You could lose it all
HOLDING people to ransom using their photos, music and business information, cyber-criminals are fleecing residents of the Western Downs.
Their weapon is a ransomware trojan called CryptoLocker, a program which swept the United States in 2013-14.
Authorities estimate that in this period about $27 million was transferred to criminal’s accounts by Americans desperate to get their data back.
Darktime Computer Services Chinchilla technician Ben Ganley reported paying off a ransom in Bitcoin for a local business in January this year.
Crypto-currencies like Bitcoin are online currencies which are impossible to trace or interfere with for anyone not involved directly in the transaction.
The price in Australian dollars was about $800, after the ransom was doubled as penalty for not paying sooner.
Two instances of CryptoLocker attacks have been logged with Dalby computer technician Edward Otto in the last two weeks – one customer reportedly risks losing their life’s work to the criminals.
“I have heard of one person that did pay it, and they did get the encryption key,” Mr Otto said.
“Some people don’t pay because they don’t want to pay criminals.

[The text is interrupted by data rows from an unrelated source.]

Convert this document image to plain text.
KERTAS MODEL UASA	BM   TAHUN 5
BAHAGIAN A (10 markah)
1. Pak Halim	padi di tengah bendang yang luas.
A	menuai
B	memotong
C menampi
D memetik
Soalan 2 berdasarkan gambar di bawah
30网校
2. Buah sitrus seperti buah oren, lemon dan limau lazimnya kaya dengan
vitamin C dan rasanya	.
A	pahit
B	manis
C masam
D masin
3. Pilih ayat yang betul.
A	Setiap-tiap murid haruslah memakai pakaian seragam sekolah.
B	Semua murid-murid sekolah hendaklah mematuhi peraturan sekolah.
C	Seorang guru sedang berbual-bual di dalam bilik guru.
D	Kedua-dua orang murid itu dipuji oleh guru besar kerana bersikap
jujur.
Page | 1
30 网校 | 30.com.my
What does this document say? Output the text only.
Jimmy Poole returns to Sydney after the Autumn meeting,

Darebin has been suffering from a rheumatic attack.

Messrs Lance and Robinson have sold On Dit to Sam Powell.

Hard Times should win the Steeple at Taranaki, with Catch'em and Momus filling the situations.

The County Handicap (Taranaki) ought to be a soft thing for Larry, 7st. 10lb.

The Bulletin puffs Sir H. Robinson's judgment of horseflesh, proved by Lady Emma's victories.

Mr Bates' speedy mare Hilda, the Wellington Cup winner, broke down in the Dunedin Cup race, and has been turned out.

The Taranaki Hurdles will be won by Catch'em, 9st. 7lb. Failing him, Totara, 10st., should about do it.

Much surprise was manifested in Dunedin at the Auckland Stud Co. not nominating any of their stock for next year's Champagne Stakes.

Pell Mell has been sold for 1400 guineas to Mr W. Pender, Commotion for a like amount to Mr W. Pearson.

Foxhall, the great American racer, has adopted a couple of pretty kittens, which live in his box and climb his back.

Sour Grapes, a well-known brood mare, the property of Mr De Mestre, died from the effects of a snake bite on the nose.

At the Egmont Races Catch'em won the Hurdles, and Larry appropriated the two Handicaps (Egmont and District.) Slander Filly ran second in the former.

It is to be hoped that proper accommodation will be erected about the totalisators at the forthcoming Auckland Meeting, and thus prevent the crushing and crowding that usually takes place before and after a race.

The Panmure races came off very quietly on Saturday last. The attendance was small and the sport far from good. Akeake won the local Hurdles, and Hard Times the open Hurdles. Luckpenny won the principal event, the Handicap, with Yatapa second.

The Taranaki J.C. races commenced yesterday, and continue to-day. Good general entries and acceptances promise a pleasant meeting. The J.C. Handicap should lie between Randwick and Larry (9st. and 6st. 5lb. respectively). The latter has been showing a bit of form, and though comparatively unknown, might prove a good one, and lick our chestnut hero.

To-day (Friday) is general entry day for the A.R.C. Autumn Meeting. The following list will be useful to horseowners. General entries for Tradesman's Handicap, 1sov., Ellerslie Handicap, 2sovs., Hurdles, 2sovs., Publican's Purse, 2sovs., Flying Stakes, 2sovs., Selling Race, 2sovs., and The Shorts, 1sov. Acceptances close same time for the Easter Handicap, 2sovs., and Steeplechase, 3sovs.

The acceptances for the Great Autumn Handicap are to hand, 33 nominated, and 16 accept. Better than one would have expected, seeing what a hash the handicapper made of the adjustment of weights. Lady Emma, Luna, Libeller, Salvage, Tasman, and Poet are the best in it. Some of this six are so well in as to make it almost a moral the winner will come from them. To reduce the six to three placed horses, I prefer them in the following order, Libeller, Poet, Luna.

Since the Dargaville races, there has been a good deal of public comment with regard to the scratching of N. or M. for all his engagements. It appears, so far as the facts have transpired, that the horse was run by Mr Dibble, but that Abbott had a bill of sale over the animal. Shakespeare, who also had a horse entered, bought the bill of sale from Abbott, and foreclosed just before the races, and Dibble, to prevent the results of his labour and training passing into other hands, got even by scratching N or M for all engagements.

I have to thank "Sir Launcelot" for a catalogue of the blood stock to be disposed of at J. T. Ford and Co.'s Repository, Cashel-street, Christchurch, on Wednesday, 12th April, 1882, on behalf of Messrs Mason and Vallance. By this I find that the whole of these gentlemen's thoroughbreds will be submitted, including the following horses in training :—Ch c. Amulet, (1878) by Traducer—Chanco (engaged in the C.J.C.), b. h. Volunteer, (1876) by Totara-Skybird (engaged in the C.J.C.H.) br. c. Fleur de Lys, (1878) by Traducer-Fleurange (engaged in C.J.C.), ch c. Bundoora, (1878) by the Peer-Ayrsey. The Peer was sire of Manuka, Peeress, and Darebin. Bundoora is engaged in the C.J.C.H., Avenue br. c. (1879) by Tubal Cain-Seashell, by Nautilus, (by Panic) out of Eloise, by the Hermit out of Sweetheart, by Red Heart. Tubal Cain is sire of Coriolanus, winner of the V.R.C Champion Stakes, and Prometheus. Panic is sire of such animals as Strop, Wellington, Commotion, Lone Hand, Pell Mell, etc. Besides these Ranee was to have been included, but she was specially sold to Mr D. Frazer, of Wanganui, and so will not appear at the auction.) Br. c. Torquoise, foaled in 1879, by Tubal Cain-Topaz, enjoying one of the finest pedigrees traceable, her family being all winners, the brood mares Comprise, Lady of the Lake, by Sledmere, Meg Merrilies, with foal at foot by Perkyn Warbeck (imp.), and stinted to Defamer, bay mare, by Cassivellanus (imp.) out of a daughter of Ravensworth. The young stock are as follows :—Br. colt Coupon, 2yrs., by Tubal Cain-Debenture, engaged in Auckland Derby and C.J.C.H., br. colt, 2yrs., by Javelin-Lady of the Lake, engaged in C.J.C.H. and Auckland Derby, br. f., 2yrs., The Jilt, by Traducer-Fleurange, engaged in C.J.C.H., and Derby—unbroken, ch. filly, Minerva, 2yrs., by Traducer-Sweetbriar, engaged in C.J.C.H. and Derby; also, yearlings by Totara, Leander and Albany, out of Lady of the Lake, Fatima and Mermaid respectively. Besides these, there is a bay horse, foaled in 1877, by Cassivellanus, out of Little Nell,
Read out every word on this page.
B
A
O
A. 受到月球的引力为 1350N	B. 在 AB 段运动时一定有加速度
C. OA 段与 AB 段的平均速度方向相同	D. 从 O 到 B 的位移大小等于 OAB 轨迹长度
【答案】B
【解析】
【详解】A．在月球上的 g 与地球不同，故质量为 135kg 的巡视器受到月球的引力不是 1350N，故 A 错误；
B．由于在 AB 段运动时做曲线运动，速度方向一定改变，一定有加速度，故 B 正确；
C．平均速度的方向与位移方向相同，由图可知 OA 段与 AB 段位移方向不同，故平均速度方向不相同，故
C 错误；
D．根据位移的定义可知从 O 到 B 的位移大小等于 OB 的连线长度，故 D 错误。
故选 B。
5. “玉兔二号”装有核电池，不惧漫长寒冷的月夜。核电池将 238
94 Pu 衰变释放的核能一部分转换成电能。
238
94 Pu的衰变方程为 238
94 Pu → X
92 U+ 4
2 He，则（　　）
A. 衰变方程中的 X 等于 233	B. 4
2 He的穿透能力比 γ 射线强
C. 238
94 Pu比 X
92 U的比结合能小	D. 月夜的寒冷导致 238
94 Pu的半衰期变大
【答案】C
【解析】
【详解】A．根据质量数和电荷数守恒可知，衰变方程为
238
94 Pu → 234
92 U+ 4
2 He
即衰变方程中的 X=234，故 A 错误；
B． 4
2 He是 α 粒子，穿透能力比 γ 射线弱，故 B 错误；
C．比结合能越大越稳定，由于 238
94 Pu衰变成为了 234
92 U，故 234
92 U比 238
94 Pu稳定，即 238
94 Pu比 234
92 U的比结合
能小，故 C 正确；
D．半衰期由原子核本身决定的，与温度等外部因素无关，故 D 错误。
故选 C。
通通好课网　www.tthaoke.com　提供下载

The money is going to Russians or Eastern Bloc states.
“There are stories of people who’ve paid the money and not gotten the encryption key, so they’d rather suck it up and lose their data rather than pay money and still lose their data.”
CryptoLocker and other variants of the program infect computers through email attachments – typically .zip files.
Mr Otto said the virus would be transmitted by phony government emails purporting to have speeding tickets attached, for example.
Once the attachment is opened, the encryption begins, with a slight flickering of the screen the only hint that something is wrong.
Once all the files are encrypted, instructions on how to pay appear and all data files are impossible to use.
There is no known anti-virus software which can stop CryptoLock.